Science and Intuition (the story continues…)
Regular readers of this blog may have noted that I seem to have a certain ‘attitude’ towards science. By that, I don’t mean I am against science (that would be like being ‘against’ blood because it makes me nauseous, not because I want to ban blood from the universe).
In the light of this apparent antipathy towards science, I would like to offer this article (in the UK Guardian) as an antidote. For a change, it is well-written and examines an aspect of science which is valuable to study…peoples’ attitudes towards it.
The article revolves around the publication of a book by “
is called The Canon, and subtitled ‘A Whirligig Tour of the Beautiful Basics of Science’. ” The premise of the article is that people are functionally illiterate in scientific things.
The reasons for this, however, are not clear-cut. There has always been a divide between science and humanities, labeled as the Two Cultures, by writer and physicist C. P. Snow. However, many people think it is getting worse. Partly it may be because
“…science is something for kids - still pervades much of our thinking, and characterises the presentation of science in culture. Part of it is the notion that argues science is just a bunch of facts with no overarching coherence. Just as bad are the media, which insist on ghettoising science and serving it up as cliches: scientists as boffins, with permanent bad-hair days; science as controversy, always set up for polarised clashes with religion.”
But there’s also the political aspect, as Angier notes:
“‘Here in the US we have had the last seven years of this administration which has made everything about the two-cultures divide seem worse.’ But it is not just that. ‘Newspapers are getting rid of all their science pages; they are jettisoning all their science staff. The feeling is people don’t want to read it.’
The implications of this, and the resultant general scientific illiteracy, she believes, are possibly catastrophic. Forty-two per cent of Americans in a recent survey said they believed that humans had been on Earth since the beginning of time. ‘A geophysicist friend suggests we are at a critical crossroads just like the start of the Renaissance,’ Angier says, ‘where you couldn’t just leave reading and writing to the kings and priests anymore. Ordinary people have to keep up. In the world we live in, the new economy, you have to become scientifically literate or you will fall quickly from view.’”
Maybe the last part is a little too apocalyptic, but is to be expected from people desperately trying to defend their corner with little hope of success.

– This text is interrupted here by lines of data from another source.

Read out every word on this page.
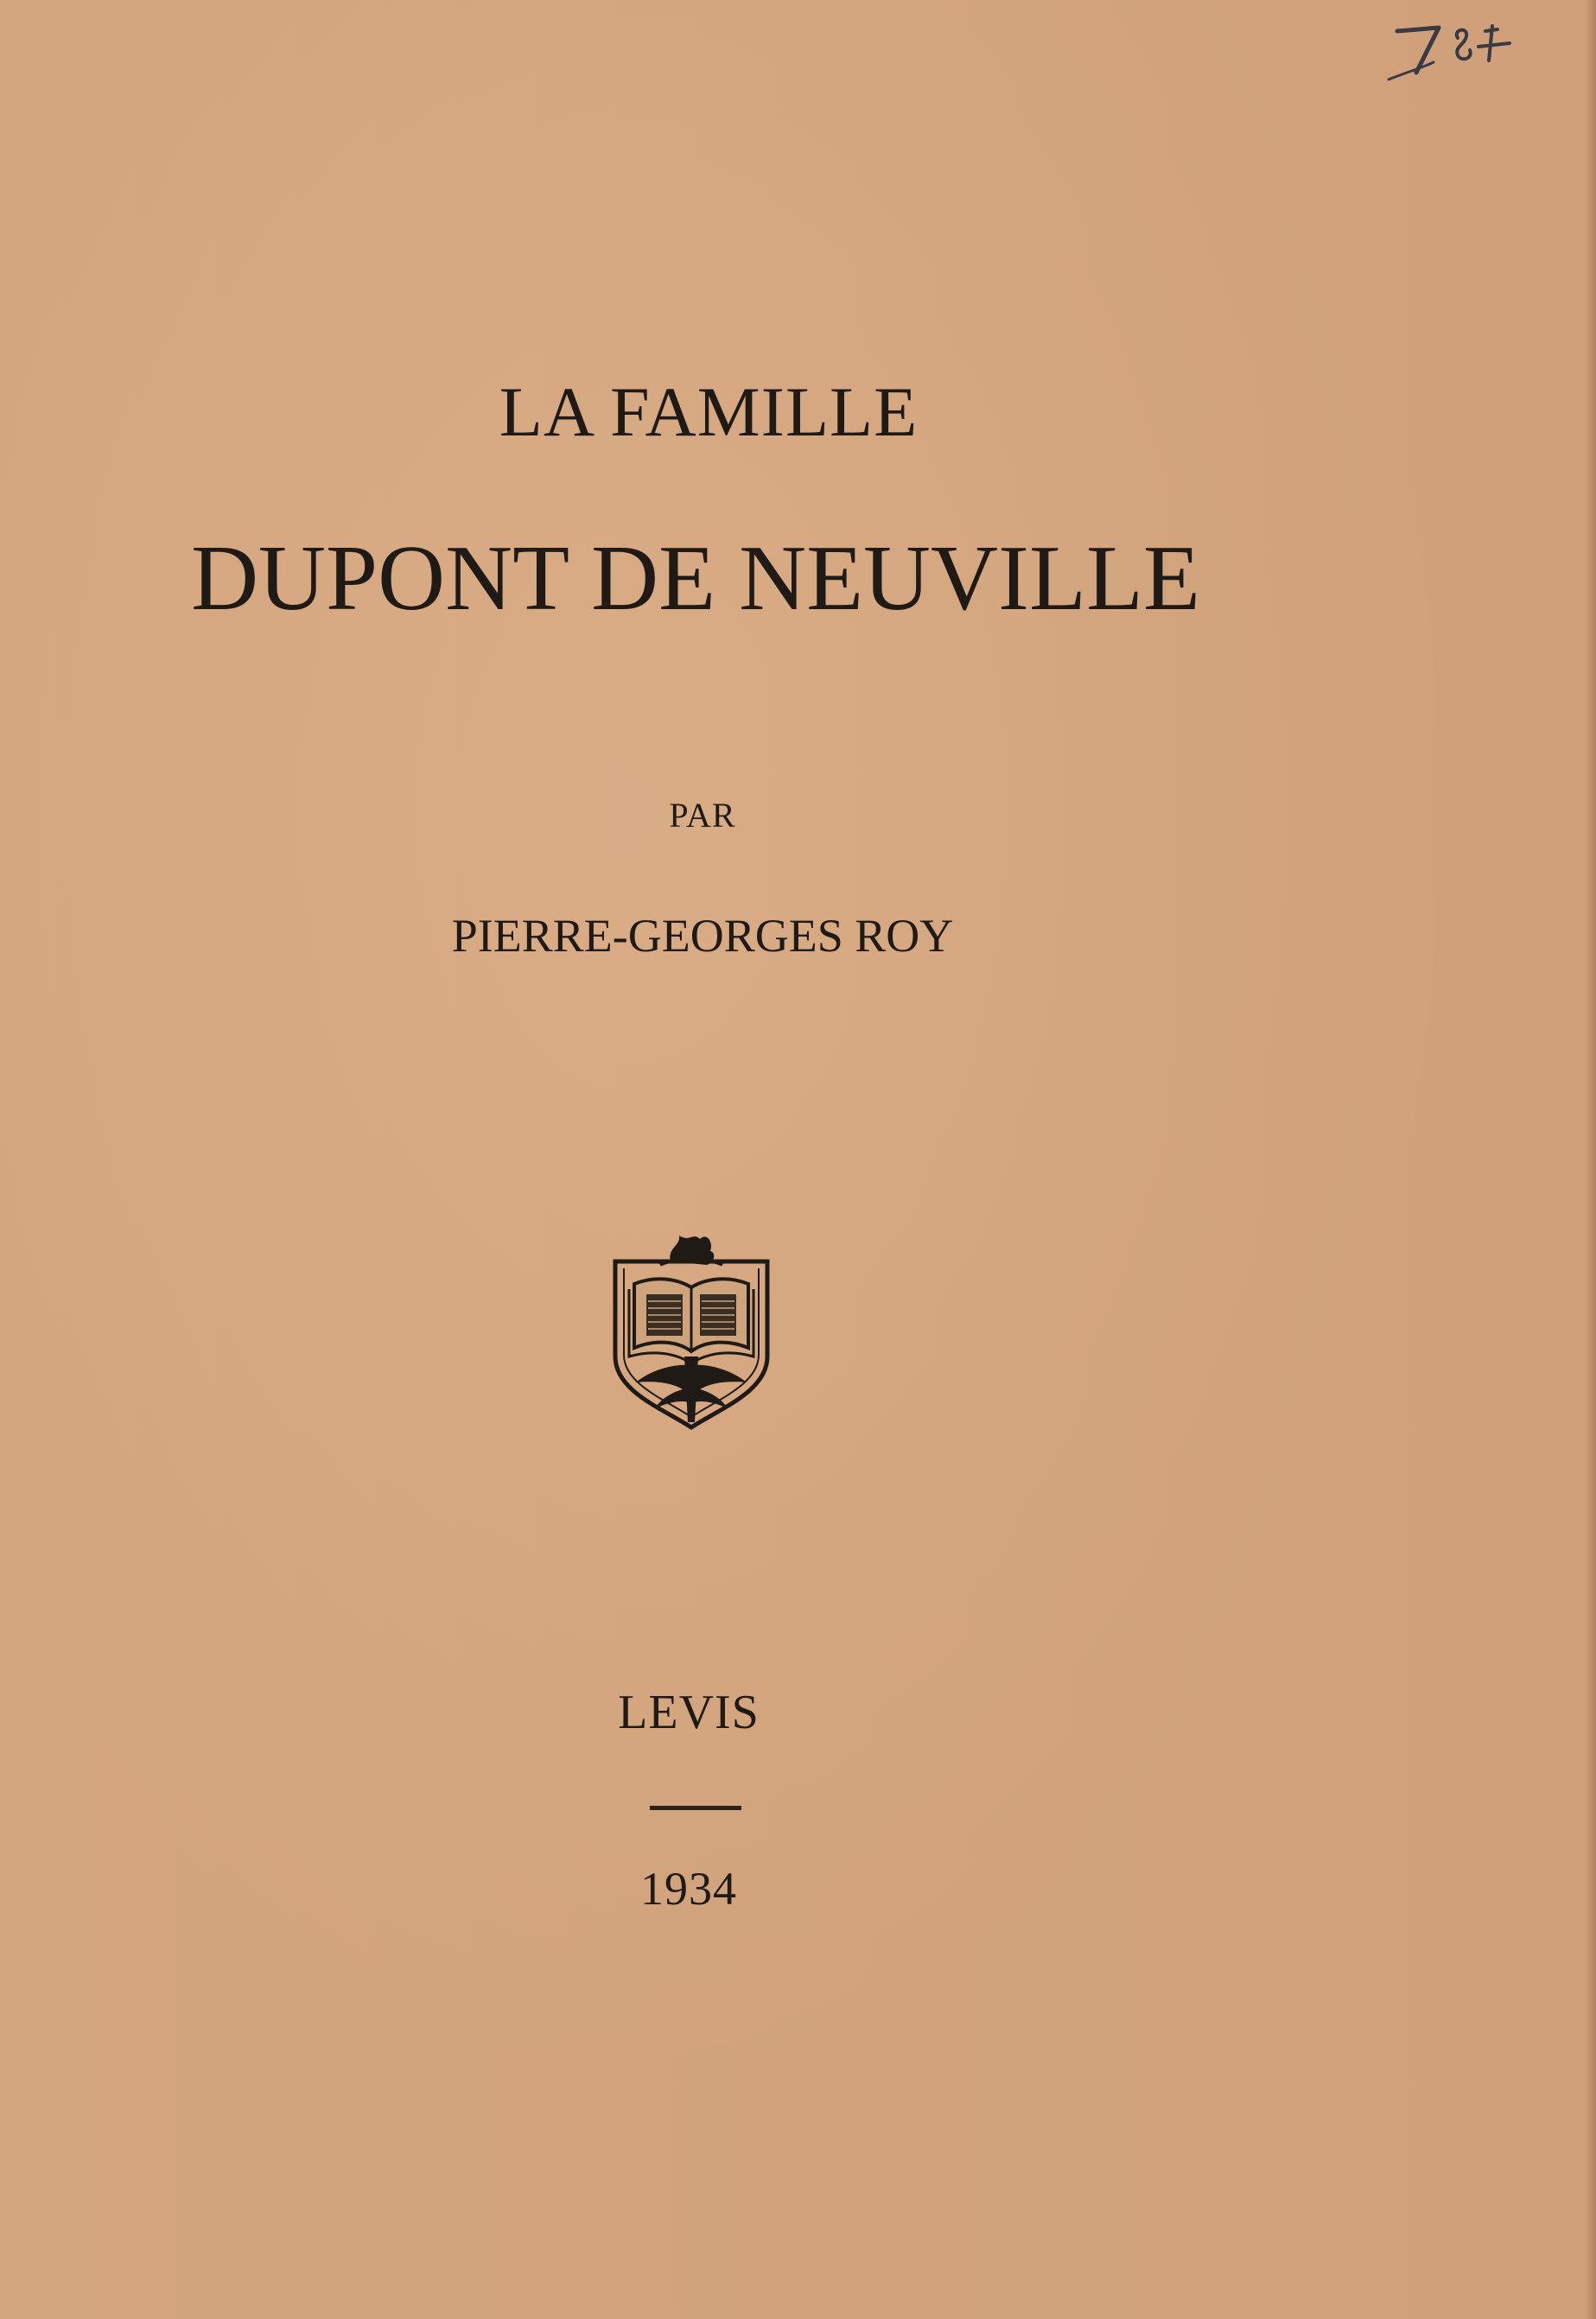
LA FAMILLE
DUPONT DE NEUVILLE
PAR
PIERRE-GEORGES ROY
LEVIS
1934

Apathy towards science comes, she believes from a lack of interest in what the future might hold. The climate changes with their front page pictures might, she hopes, bring back a renewed interest. In part it also comes from the stultifying way of teaching it which results in fewer and fewer students choosing to study it.
An alternative view is offered by John Brockman who has created The Edge as place where there is, “a marriage of physics and philosophy, astronomy and art.” His view is contrary to Angier’s in that he believes that the mass of people don’t think anyway. There has always been a select few who do the thinking of the mass. He also says that science is making the news (again contra Angier). But even he admits that he has so far not attracted any novelists to his meetings.

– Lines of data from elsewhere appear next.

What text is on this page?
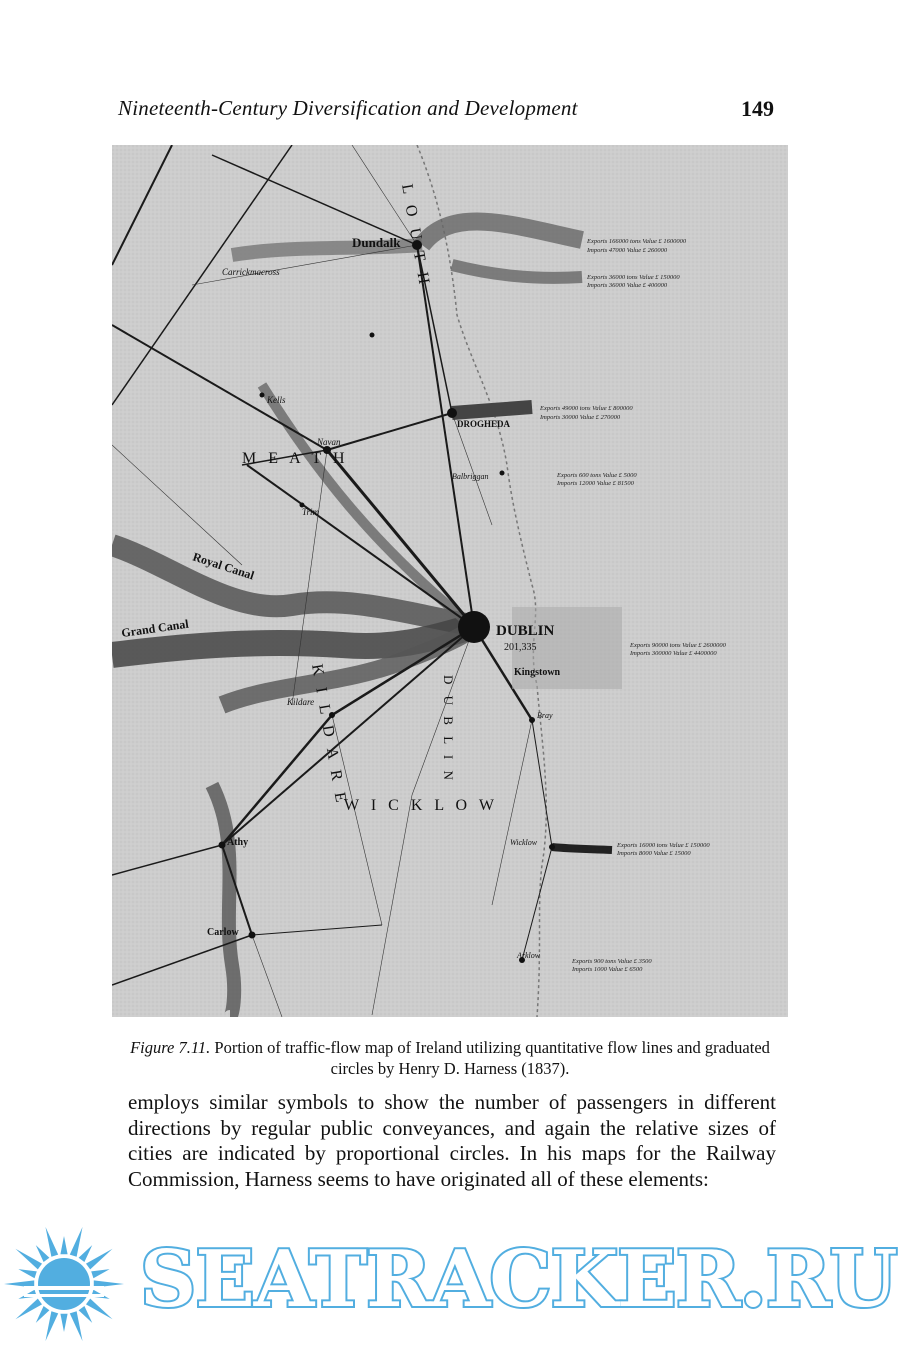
Nineteenth-Century Diversification and Development	149
Dundalk
DUBLIN
201,335
Kingstown
Kells
Trim
Navan
Carrickmacross
DROGHEDA
Balbriggan
Bray
Wicklow
Arklow
Athy
Carlow
Kildare
Grand Canal
Royal Canal
M E A T H
W I C K L O W
L O U T H
K I L D A R E	D U B L I N
Exports 166000 tons Value £ 1600000
Imports 47000 Value £ 260000
Exports 36000 tons Value £ 150000
Imports 36000 Value £ 400000
Exports 49000 tons Value £ 800000
Imports 30000 Value £ 270000
Exports 600 tons Value £ 5000
Imports 12000 Value £ 81500
Exports 90000 tons Value £ 2600000
Imports 300000 Value £ 4400000
Exports 16000 tons Value £ 150000
Imports 8000 Value £ 15000
Exports 900 tons Value £ 3500
Imports 1000 Value £ 6500
Figure 7.11. Portion of traffic-flow map of Ireland utilizing quantitative flow lines and graduated circles by Henry D. Harness (1837).
employs similar symbols to show the number of passengers in different directions by regular public conveyances, and again the relative sizes of cities are indicated by proportional circles. In his maps for the Railway Commission, Harness seems to have originated all of these elements:
SEATRACKER.RU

So the problem remains. Science is not seen as hot and sexy. (At least to the unthinking masses.) To many this seems to suggest an apocalyptic moment in cultural history.

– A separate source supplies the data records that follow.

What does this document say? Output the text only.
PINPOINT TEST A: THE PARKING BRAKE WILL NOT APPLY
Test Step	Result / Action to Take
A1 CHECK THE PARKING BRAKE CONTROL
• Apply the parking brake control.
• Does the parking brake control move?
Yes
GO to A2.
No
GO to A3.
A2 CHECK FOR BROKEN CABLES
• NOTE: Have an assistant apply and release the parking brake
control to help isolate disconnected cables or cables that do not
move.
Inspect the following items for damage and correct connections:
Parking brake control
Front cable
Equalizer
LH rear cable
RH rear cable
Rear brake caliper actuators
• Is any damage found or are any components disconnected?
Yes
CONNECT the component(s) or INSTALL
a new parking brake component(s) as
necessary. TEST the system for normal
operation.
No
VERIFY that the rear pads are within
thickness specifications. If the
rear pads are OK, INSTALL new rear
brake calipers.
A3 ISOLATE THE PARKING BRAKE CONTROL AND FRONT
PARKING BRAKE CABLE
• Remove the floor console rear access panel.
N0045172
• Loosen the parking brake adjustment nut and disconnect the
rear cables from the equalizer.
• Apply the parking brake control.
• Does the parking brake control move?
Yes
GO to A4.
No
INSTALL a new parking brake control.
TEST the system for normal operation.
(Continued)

Yet, the purpose of writing this now is to suggest that, science as a way of thinking, a way of being, can only accept part of the world. If it was able to embrace ESP, telekinesis, bi-location, auras, dowsing and so on, perhaps that would be attractive to many more people, but it wouldn’t be what scientists now would call science any more.
The underlying assumption in all these arguments over the validity of science and its place in society is that science not only has a right to be there, but it is the only discipline which has the right to study the world as it is (or is thought to be) and that in turn presupposes that the world that science presupposes to exist is the one and only one, and that it is the only one worth studying.
It is this attitude to which I have an antipathy. It is the attitude that science holds the master key, and if it could only find the door it could unlock the universe with it. Science has been and continues to be a remarkable testament to human achievement. Yet to assume that this upstart (culturally speaking) is the most complete and all-embracing view of the world is to fly in the face of human experience.
If it were a little more humble, if science were to admit that there were really exciting areas to investigate and that those areas would require a looser-fitting description of science, I would have far less irritation with it.
If our culture is turning its back on science, it makes sense to examine why that is happening rather than bemoan it. The mass of people may want a few to do their thinking for them in certain areas. But the mass of people is also responsible for bringing about change. And the few thinkers that Brockman espouses really would be well-advised to look at the mass and what it wants, where it’s going, and try to find out why and not stand in front of it waving their arms telling it it’s wrong.
As for me? I’m happy knowing that science can and does do nice things for me. I’m even happier knowing what I know about the world that most scientists wouldn’t accept as remote possibilities even after their 5th whisky!!
Intuition is the stronger, in my view, because it allows science it’s arena. Science is the weaker because it denies there are other arenas.